Когда с одной партией было покончено, по свистку вывели другую партию каторжников, затем третью и так далее, пока число пленников не достигло трехсот.
Когда все они оказались во дворе, их сковали по двое.
Удерживавшая их цепь проходила от ошейника к поясу, снова поднималась к ошейнику следующего каторжника, и так до конца колонны.
Однако этим не ограничивалось безобразное зрелище. Особый ужас и, так сказать, особенное любопытство вызывали ухватки действующих лиц.
Хотя все они были соучастниками и друзьями по несчастью, хотя они были скованы одной цепью и, по всей видимости, принуждены провести остаток дней вместе, они не ладили и держались отчужденно. Про себя они крыли друг друга на чем свет стоит.
Среди них два наших знакомых (Этеокл и Полиник28) являли печальный пример старой дружбы, рухнувшей в час испытаний.

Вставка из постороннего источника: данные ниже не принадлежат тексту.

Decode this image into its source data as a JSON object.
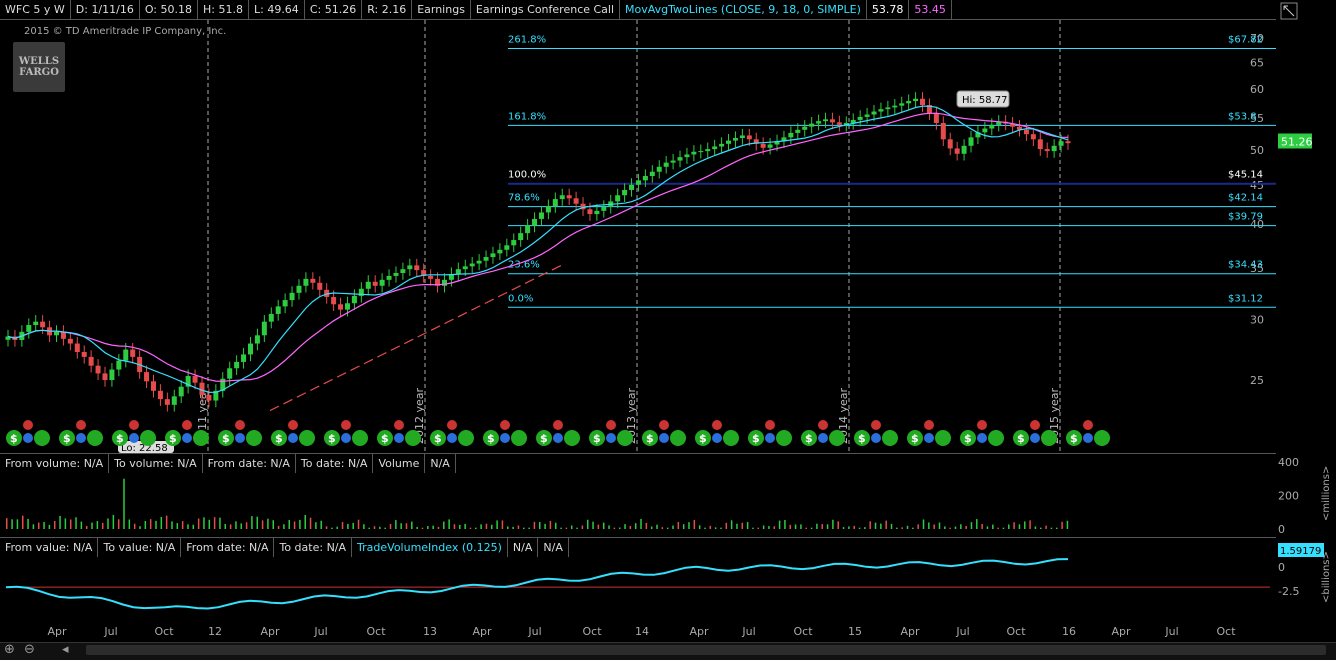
{
  "header": {
    "symbol": "WFC 5 y W",
    "date": "D: 1/11/16",
    "open": "O: 50.18",
    "high": "H: 51.8",
    "low": "L: 49.64",
    "close": "C: 51.26",
    "range": "R: 2.16",
    "earnings": "Earnings",
    "earnings_call": "Earnings Conference Call",
    "study": "MovAvgTwoLines (CLOSE, 9, 18, 0, SIMPLE)",
    "ma_fast": "53.78",
    "ma_slow": "53.45"
  },
  "copyright": "2015 © TD Ameritrade IP Company, Inc.",
  "logo": {
    "line1": "WELLS",
    "line2": "FARGO"
  },
  "volume_header": {
    "from_volume": "From volume: N/A",
    "to_volume": "To volume: N/A",
    "from_date": "From date: N/A",
    "to_date": "To date: N/A",
    "name": "Volume",
    "value": "N/A"
  },
  "tvi_header": {
    "from_value": "From value: N/A",
    "to_value": "To value: N/A",
    "from_date": "From date: N/A",
    "to_date": "To date: N/A",
    "name": "TradeVolumeIndex (0.125)",
    "v1": "N/A",
    "v2": "N/A"
  },
  "volume_unit_label": "<millions>",
  "tvi_unit_label": "<billions>",
  "tvi_last": "1.59179",
  "colors": {
    "background": "#000000",
    "up_candle": "#2ecc40",
    "down_candle": "#e74c4c",
    "ma_fast": "#35e0ff",
    "ma_slow": "#ff66ff",
    "fib": "#35e0ff",
    "fib_100": "#1a2a8a",
    "tvi": "#35e0ff",
    "dividend": "#22aa22",
    "earnings": "#cc3333",
    "call": "#2a6fdb"
  },
  "chart_data": [
    {
      "type": "candlestick",
      "name": "price",
      "x_labels": [
        "Apr",
        "Jul",
        "Oct",
        "12",
        "Apr",
        "Jul",
        "Oct",
        "13",
        "Apr",
        "Jul",
        "Oct",
        "14",
        "Apr",
        "Jul",
        "Oct",
        "15",
        "Apr",
        "Jul",
        "Oct",
        "16",
        "Apr",
        "Jul",
        "Oct"
      ],
      "y_ticks": [
        25,
        30,
        35,
        40,
        45,
        50,
        55,
        60,
        65,
        70
      ],
      "y_scale": "log",
      "last_price": "51.26",
      "high_marker": "Hi: 58.77",
      "low_marker": "Lo: 22.58",
      "year_markers": [
        "2011 year",
        "2012 year",
        "2013 year",
        "2014 year",
        "2015 year"
      ],
      "fibonacci": [
        {
          "pct": "261.8%",
          "price": "$67.82",
          "value": 67.82
        },
        {
          "pct": "161.8%",
          "price": "$53.8",
          "value": 53.8
        },
        {
          "pct": "100.0%",
          "price": "$45.14",
          "value": 45.14
        },
        {
          "pct": "78.6%",
          "price": "$42.14",
          "value": 42.14
        },
        {
          "pct": "",
          "price": "$39.79",
          "value": 39.79
        },
        {
          "pct": "23.6%",
          "price": "$34.43",
          "value": 34.43
        },
        {
          "pct": "0.0%",
          "price": "$31.12",
          "value": 31.12
        }
      ],
      "closes_approx": [
        28.5,
        28.2,
        28.9,
        29.5,
        29.8,
        29.3,
        28.6,
        28.9,
        28.3,
        27.9,
        27.2,
        26.8,
        26.1,
        25.5,
        25.0,
        25.8,
        26.5,
        27.4,
        26.8,
        25.6,
        24.9,
        24.2,
        23.6,
        23.2,
        23.8,
        24.5,
        25.3,
        24.8,
        23.9,
        23.5,
        24.2,
        25.1,
        25.9,
        26.4,
        27.0,
        27.9,
        28.6,
        29.8,
        30.5,
        31.2,
        31.8,
        32.5,
        33.2,
        33.9,
        33.5,
        32.8,
        32.1,
        31.4,
        30.9,
        31.5,
        32.2,
        32.9,
        33.6,
        33.2,
        33.8,
        34.2,
        34.5,
        34.9,
        35.3,
        34.8,
        34.2,
        33.9,
        33.2,
        33.8,
        34.4,
        34.9,
        35.2,
        35.5,
        35.8,
        36.2,
        36.6,
        37.0,
        37.5,
        38.1,
        38.9,
        39.8,
        40.6,
        41.4,
        42.2,
        43.1,
        43.6,
        43.2,
        42.5,
        41.8,
        41.2,
        41.6,
        42.1,
        42.8,
        43.6,
        44.3,
        45.0,
        45.6,
        46.2,
        46.8,
        47.5,
        48.1,
        48.4,
        48.9,
        49.3,
        49.7,
        49.8,
        50.1,
        50.5,
        50.9,
        51.4,
        51.8,
        52.2,
        51.6,
        50.9,
        50.3,
        50.8,
        51.3,
        51.9,
        52.6,
        53.1,
        53.6,
        54.1,
        54.5,
        54.8,
        54.3,
        53.9,
        54.2,
        54.7,
        55.2,
        55.6,
        56.1,
        56.5,
        56.8,
        57.1,
        57.5,
        57.9,
        58.3,
        57.2,
        55.8,
        54.2,
        51.6,
        50.2,
        49.4,
        50.6,
        51.9,
        52.7,
        53.3,
        53.9,
        54.4,
        54.1,
        53.6,
        53.1,
        52.4,
        51.6,
        50.1,
        49.8,
        50.6,
        51.3,
        51.0
      ]
    },
    {
      "type": "bar",
      "name": "volume",
      "y_ticks": [
        0,
        200,
        400
      ],
      "unit": "millions",
      "max_bar_value": 300
    },
    {
      "type": "line",
      "name": "TradeVolumeIndex",
      "y_ticks": [
        0,
        -2.5
      ],
      "unit": "billions",
      "last_value": 1.59179
    }
  ]
}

Мы хотим рассказать о Мотыльке и Карманьоле, которых соединило одной цепью само Провидение.
Мотылек ругал Карманьоля, Карманьоль оскорблял Мотылька. Поверите ли? Тот же градус долготы, под которым они родились, явился, так сказать, причиной того, что грубо проявился этот антагонизм.
Южанин из Марселя состязался в оскорблениях с южанином из Бордо, а тот называл товарища ротозеем.
Костыль и Овсюг, фигурировавшие в этой сцене и скованные одной цепью, тоже являли собой жалкое зрелище. Овсюг называл Костыля солдафоном, а тот его иезуитом.
С другой стороны, в тени, почти в конце колонны, рафаэлевский Габриэль, опустив голову, казалось, лишился чувств в объятиях своего верного друга Жибасье и, похожий на раскаявшегося грешника, вызывал сострадание у зрителей.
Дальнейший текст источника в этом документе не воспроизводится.